Cultivation Techniques in Microbiology :

Microbiology Lab Essentials :
1)Spread Plate Technique :

✓Principle :

It is essentially a dilution technique that involves spreading a loopful of culture over the surface of an agar plate. ... On the initial region of the streak, many microorganisms are deposited resulting in confluent growth or the growth of culture over the entire surface of the streaked area.

#What #is #it ????
The spread plate method is a technique to plate a liquid sample containing bacteria so that the bacteria are easy to count and isolate. A successful spread plate will have a countable number of isolated bacterial colonies evenly distributed on the plate.

A perfect spread plate technique will results visible and isolated colonies of bacteria that are evenly distributed in the plate and are countable. The technique is most commonly applied for microbial testing of foods or any other samples or to isolate and identify variety of microbial flora present in the environmental samples e.g. soil , air or water

✓Requirements:

Glasswares: screw capped test tubes, sterile pipettes, glass spreader

Medium: Plate count agar or Nutrient agar

✓Serial Dilutions : 

1)Prepare a series of  at least 6 test tubes containing  9 ml of sterile distilled water.

2)Using a sterile pipette ,add 1ml of sample in the first tube of the set.Label it as 10-1

3(Mix the contents well by swirling the tube upside down few times.

4)From the first tube, take 1ml of the sample and transfer to second tube. Label it as 10 power in minus.

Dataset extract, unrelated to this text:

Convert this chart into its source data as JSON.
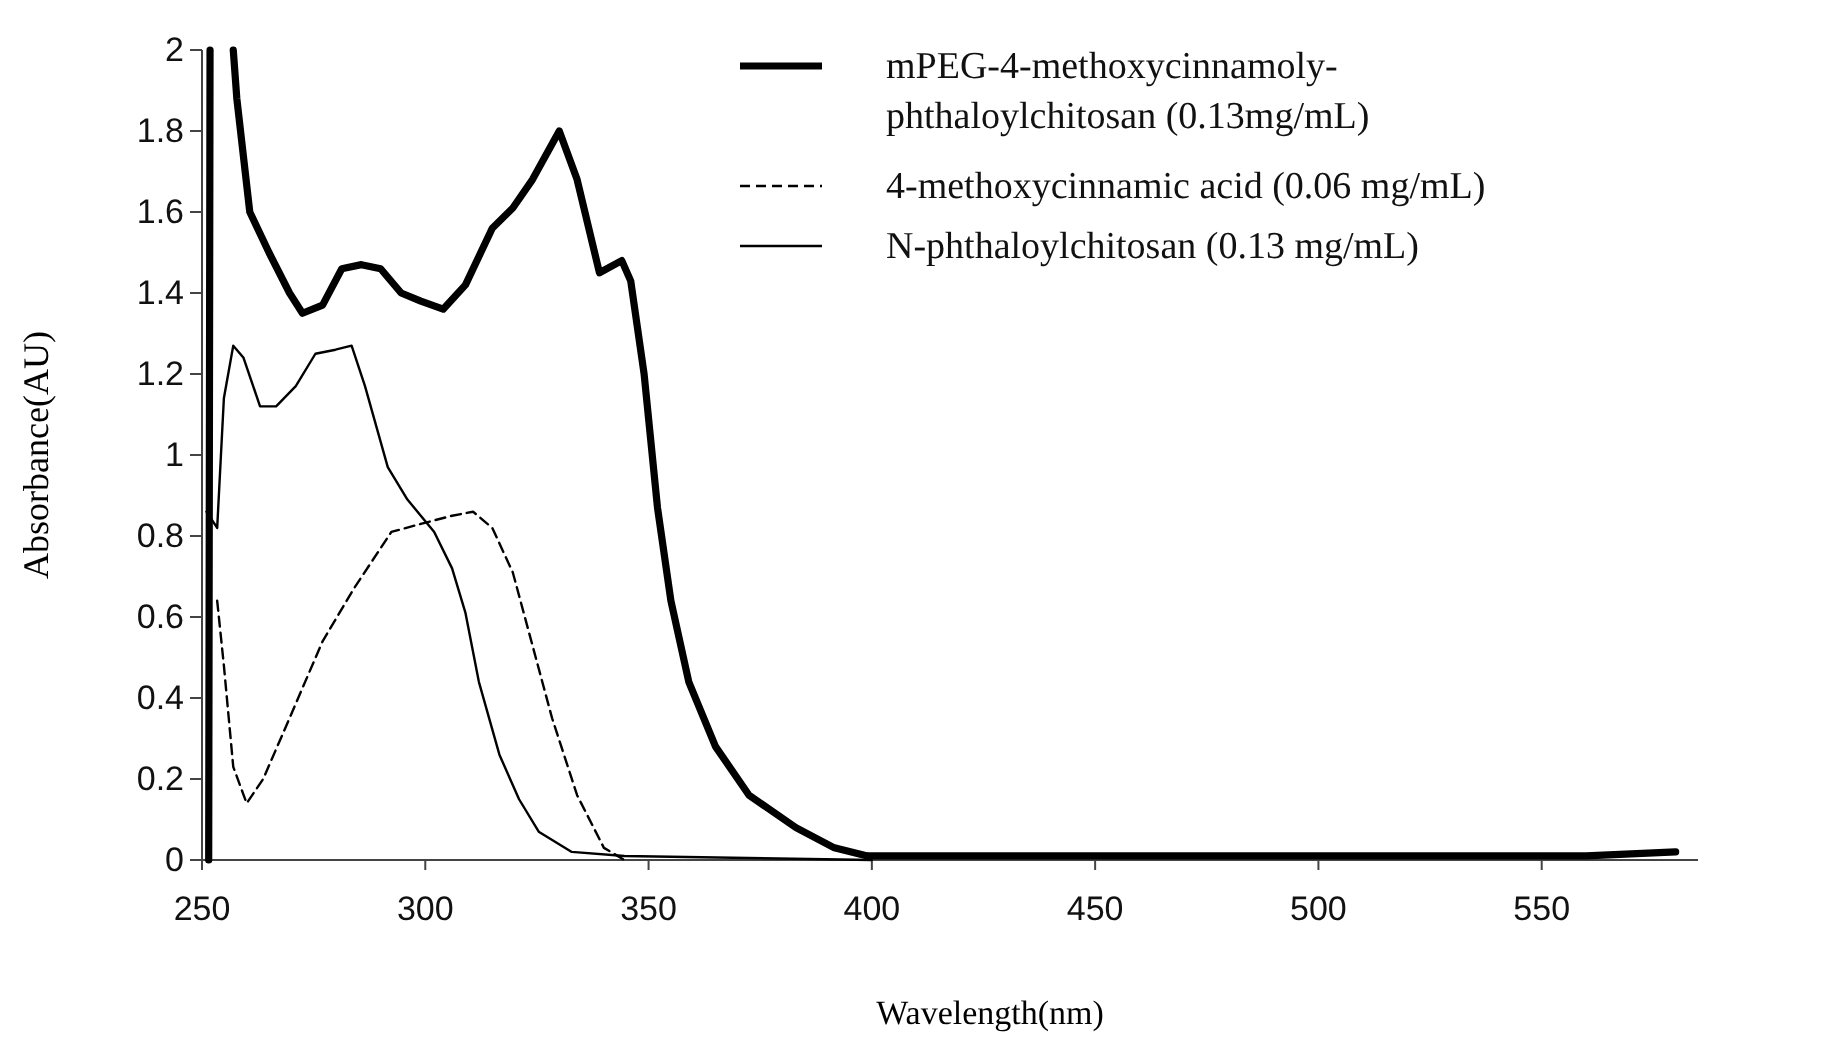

5)Repeat the procedure with all the remaining tubes labeling them until 10 folds.

✓Plating 

1)Pipette out 0.1 ml from the appropriate desired dilution series onto the center of the surface of an agar plate.

2)Dip the L-shaped glass spreader (hockey stick) into alcohol.

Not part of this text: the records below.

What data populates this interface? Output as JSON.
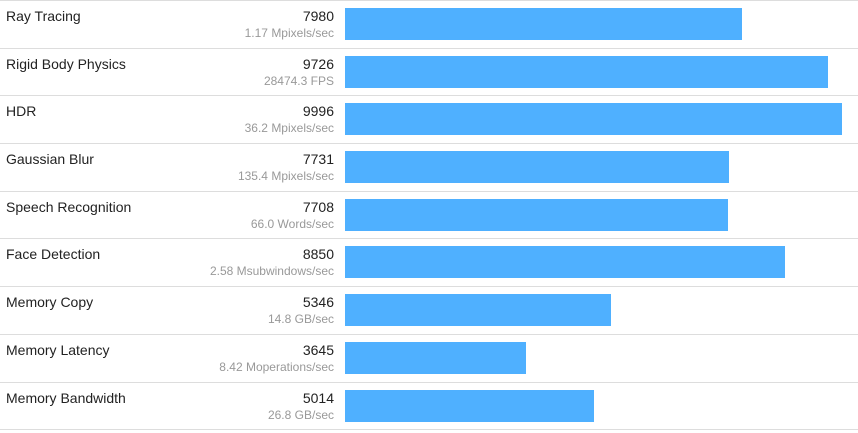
{
  "colors": {
    "bar": "#4fb0ff",
    "row_border": "#dddddd",
    "label_text": "#222222",
    "rate_text": "#999999"
  },
  "chart_data": {
    "type": "bar",
    "orientation": "horizontal",
    "xlim": [
      0,
      10000
    ],
    "categories": [
      "Ray Tracing",
      "Rigid Body Physics",
      "HDR",
      "Gaussian Blur",
      "Speech Recognition",
      "Face Detection",
      "Memory Copy",
      "Memory Latency",
      "Memory Bandwidth"
    ],
    "values": [
      7980,
      9726,
      9996,
      7731,
      7708,
      8850,
      5346,
      3645,
      5014
    ],
    "rates": [
      "1.17 Mpixels/sec",
      "28474.3 FPS",
      "36.2 Mpixels/sec",
      "135.4 Mpixels/sec",
      "66.0 Words/sec",
      "2.58 Msubwindows/sec",
      "14.8 GB/sec",
      "8.42 Moperations/sec",
      "26.8 GB/sec"
    ]
  }
}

3)Flame the glass spreader over a bunsen burner.

4)Spread the sample evenly over the surface of agar using the sterile glass spreader, carefully rotating the Petri dish underneath at an angle of 45° at the same time.

5)Incubate the plate at 37°C for 24 hours.

Calculate the conlony forming units (CFU) value of the sample. 

6)Once you count the colonies, multiply by the appropriate dilution factor to determine the number of CFU/mL in the original sample.

✓Calculation of result : 

1)CFU/ml = (no. of colonies x dilution factor) / volume of culture plate

2)For example, suppose the plate of the 10^6 dilution yielded a count of 130 colonies.

3) Then, the number of bacteria in 1 ml of the original sample can be calculated as follows:

Bacteria/ml = (130) x (10^6) = 1.3 × 10^8 or 130,000,000.